- Born: 11 November 1967 Uganda
- Died: 5 September 2018 (aged 50) Virginia, United States
- Citizenship: Uganda
- Education: Makerere University (Bachelor of Laws) Law Development Centre (Diploma in Legal Practice) University of Warwick (Master of Laws)
- Occupation: Human rights lawyer
- Years active: 1993 — 2018
- Known for: Legal expertise

= Stella Nansikombi Makubuya =

Ugandan lawyer

Stella Nansikombi Mukasa Makubuya (née Stella Nansikombi), (11 November 1967 – 5 September 2018), was a Ugandan human-rights lawyer, and women's rights activist who served as the Regional Director for Africa at the International Center for Research on Women (ICRW).

==Early life and education==
She was born to the late Dorcus Naluzze Mukasa and Peter Mukasa, on 11 November 1967, in the Buganda Region of Uganda. She attended Gayaza Junior School and then Gayaza High School, where she obtained her High School Diploma.

She was admitted to Makerere University Law School, where she graduated with a Bachelor of Laws degree. She went on to obtain a Diploma in Legal Practice, from the Law Development Centre, in Kampala, Uganda's capital city. She was then admitted to the Uganda Bar, as a practicing attorney. Later, she obtained a Master of Laws degree, from the University of Warwick, in the United Kingdom.

==Career==
Stella Makubuya served as a legal officer in the Ugandan Ministry of Gender, Labour and Social Development. She then worked as Director, Manager and Consultant at Nordic Consulting Group Uganda.
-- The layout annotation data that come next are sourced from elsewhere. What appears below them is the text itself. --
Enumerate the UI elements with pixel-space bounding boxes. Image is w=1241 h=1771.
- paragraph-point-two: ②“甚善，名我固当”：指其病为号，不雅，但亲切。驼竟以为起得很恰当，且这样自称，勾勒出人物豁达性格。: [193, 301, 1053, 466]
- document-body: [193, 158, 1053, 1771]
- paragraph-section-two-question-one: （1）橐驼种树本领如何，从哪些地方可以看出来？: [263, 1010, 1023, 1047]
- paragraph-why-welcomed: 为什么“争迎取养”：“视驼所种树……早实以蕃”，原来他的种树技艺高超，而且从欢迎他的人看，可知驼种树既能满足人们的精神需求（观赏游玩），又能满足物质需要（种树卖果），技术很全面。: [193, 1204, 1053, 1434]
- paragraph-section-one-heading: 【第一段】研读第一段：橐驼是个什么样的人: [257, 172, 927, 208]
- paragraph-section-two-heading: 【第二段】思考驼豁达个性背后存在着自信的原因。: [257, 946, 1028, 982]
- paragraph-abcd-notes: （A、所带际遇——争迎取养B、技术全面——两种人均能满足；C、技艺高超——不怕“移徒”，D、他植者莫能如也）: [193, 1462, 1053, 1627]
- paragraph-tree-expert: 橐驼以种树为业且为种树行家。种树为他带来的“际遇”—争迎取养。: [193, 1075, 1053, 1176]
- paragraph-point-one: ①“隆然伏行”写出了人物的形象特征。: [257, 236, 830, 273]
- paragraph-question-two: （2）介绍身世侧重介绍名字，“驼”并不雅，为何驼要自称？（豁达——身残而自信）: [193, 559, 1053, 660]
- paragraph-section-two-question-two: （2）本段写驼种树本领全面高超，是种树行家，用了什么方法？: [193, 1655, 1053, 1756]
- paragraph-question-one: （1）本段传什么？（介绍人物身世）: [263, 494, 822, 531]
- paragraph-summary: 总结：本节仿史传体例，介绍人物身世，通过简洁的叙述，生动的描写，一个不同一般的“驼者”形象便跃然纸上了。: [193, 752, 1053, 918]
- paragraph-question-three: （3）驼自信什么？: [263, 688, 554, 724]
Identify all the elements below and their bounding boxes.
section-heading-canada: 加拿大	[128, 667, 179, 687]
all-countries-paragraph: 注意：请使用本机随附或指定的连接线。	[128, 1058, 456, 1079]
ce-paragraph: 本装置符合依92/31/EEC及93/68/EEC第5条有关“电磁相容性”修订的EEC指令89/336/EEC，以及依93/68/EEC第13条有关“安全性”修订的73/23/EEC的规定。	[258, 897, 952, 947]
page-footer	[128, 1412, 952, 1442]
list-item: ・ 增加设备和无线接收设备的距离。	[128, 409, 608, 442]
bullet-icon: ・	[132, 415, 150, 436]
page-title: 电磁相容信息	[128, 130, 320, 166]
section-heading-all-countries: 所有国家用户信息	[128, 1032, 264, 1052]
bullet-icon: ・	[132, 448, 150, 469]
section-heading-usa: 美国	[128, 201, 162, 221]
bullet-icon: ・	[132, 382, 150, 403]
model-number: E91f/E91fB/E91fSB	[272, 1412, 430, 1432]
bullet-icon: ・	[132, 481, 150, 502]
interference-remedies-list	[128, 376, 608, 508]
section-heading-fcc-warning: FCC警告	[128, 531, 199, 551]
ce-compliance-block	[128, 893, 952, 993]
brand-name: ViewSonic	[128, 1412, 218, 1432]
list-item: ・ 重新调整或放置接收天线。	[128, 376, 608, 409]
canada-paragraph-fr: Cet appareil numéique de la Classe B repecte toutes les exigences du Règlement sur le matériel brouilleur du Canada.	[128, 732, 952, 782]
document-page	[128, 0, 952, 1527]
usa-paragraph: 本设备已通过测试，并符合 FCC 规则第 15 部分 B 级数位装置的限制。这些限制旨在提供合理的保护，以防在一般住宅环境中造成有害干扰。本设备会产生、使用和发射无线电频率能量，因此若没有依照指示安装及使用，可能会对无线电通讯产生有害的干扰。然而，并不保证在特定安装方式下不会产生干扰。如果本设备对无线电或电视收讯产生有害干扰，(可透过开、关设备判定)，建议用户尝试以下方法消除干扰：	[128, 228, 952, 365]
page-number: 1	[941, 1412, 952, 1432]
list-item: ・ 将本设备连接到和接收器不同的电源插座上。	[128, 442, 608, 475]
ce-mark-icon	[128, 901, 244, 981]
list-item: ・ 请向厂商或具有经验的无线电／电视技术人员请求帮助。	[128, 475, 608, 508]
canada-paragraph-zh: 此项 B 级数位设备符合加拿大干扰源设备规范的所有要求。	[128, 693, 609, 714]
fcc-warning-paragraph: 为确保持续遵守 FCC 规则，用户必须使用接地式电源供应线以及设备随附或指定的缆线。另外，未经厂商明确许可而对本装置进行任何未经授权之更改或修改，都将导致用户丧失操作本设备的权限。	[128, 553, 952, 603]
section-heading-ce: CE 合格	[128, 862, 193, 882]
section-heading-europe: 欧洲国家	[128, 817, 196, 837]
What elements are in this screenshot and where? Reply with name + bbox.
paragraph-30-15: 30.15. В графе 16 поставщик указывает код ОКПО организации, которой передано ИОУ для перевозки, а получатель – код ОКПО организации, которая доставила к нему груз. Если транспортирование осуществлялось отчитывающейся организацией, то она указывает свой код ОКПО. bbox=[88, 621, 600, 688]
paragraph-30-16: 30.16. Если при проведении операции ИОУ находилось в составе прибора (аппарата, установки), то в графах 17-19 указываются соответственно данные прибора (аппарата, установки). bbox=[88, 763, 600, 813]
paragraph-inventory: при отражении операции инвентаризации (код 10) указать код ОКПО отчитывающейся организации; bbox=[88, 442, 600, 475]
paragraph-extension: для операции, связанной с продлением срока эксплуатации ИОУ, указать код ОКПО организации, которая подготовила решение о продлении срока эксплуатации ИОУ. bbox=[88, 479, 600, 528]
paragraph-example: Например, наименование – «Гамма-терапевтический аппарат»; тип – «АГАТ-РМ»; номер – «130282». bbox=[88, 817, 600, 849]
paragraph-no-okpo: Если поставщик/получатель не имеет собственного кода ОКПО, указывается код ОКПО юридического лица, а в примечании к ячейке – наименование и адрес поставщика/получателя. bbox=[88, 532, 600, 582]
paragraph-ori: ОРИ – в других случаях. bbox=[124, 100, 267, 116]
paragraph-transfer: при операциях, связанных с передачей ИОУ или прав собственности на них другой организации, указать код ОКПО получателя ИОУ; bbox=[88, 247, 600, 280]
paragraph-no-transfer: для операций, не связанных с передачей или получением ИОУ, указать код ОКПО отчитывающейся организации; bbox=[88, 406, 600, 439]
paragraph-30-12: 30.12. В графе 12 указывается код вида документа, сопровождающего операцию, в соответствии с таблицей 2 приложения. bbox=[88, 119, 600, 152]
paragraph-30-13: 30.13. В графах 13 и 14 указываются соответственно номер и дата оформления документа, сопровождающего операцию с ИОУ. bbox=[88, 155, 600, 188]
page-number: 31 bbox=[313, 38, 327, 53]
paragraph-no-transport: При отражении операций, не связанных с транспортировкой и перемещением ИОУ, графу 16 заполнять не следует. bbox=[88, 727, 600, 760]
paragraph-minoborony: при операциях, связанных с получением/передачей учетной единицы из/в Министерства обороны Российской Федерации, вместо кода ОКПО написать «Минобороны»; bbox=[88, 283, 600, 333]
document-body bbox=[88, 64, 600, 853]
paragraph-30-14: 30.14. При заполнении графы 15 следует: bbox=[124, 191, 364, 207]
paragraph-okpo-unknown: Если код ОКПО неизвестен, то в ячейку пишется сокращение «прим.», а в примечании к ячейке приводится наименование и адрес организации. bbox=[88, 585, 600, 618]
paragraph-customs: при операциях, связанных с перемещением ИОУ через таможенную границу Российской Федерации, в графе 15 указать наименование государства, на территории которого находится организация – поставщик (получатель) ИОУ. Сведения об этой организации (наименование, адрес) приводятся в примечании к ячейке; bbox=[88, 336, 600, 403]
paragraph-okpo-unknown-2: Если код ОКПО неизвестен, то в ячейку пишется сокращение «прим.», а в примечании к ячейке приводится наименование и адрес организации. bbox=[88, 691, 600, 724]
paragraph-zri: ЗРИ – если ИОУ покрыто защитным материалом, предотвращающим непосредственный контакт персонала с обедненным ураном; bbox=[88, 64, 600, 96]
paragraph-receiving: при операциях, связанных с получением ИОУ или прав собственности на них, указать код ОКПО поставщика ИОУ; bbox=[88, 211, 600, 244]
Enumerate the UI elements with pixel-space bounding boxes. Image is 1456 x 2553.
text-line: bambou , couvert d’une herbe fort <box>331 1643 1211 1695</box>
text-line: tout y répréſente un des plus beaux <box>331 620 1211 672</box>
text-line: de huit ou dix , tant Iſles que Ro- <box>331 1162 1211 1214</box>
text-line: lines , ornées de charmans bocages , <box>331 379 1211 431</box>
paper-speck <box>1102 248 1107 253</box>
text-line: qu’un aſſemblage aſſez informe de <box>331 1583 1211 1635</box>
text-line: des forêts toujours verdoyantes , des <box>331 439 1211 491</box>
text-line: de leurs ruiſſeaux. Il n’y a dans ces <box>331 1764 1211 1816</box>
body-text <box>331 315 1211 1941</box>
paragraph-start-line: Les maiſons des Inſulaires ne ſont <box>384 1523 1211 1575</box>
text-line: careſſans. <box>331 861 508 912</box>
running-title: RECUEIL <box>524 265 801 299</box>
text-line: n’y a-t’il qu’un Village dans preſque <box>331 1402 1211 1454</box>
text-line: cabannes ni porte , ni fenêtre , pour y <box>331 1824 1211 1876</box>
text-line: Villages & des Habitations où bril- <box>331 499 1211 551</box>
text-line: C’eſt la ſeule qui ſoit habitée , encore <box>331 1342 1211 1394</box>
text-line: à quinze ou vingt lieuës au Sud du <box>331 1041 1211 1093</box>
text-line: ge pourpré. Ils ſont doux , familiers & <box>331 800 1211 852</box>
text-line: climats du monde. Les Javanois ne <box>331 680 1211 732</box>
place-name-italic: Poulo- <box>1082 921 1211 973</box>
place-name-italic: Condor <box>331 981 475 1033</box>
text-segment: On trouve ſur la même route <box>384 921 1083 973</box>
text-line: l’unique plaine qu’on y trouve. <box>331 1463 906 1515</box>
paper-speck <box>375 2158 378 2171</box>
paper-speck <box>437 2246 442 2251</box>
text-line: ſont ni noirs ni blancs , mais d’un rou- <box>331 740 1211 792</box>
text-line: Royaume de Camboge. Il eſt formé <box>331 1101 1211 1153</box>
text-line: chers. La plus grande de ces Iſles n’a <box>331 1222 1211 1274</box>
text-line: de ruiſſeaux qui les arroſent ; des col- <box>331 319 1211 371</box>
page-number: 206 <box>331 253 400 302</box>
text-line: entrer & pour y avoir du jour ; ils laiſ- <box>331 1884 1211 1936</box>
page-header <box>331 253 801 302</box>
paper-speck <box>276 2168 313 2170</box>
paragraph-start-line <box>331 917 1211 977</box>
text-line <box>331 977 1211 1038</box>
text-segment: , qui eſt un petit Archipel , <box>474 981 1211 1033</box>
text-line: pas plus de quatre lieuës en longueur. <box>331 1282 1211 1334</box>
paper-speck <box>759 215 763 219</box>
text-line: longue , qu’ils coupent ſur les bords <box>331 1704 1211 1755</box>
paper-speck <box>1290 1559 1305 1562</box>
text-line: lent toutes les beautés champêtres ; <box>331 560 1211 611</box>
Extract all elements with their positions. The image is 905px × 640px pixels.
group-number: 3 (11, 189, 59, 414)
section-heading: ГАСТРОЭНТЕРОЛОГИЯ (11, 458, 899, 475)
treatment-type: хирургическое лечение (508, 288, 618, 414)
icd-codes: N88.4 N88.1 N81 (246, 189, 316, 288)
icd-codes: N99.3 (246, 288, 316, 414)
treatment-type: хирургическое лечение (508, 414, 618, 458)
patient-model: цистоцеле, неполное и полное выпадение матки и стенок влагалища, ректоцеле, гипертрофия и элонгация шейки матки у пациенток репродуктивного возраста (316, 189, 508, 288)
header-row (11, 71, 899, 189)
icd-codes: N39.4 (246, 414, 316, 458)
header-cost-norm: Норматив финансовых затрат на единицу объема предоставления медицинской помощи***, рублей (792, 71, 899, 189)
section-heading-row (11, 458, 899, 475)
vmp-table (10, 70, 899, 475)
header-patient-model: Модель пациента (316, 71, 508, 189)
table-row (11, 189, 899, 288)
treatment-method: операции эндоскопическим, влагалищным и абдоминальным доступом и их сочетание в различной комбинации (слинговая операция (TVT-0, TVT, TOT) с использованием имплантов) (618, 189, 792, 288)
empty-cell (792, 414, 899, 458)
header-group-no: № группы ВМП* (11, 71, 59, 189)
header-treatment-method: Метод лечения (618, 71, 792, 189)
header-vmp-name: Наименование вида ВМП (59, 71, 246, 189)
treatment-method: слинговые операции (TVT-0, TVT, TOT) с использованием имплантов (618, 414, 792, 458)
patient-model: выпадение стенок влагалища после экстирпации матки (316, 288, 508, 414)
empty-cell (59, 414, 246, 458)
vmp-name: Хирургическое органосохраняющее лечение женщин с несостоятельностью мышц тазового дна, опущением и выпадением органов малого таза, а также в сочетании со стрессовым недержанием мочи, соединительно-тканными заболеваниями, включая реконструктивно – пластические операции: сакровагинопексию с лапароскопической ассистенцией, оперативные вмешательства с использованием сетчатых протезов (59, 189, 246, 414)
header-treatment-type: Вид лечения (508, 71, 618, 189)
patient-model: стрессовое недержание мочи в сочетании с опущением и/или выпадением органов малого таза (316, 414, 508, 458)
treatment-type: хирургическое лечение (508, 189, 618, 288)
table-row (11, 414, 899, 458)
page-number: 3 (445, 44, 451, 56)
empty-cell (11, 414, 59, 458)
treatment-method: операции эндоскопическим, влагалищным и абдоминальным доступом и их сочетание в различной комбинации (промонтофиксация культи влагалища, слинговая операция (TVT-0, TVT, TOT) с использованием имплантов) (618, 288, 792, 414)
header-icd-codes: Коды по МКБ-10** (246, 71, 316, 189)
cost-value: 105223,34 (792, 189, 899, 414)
She served as an advisor to several governments, national and international NGOs and development agencies, including Nnabagereka Development Foundation. She also served as Chair and Vice Chair on the boards of Akina Mama wa Afrika, International Federation of Women Lawyers (FIDA), ActionAid Uganda and Open Society Initiative for East Africa (OSIEA).

==Family==
Stella Makubuya was married to Apollo Makubuya, a fellow lawyer and the chairman of Equity Bank Uganda Limited. Together, they are parents to three daughters (a) Athena Mulungi Nakku (b) Angela Kitiibwa Nakimuli and (c) Andrea Kwagalakwe Nabakka.

==Illness and death==
On 5 September 2018, Stella Makubuya died in the State of Virginia, in the United States, where she was undergoing treatment for cancer, reported to be of the gall bladder.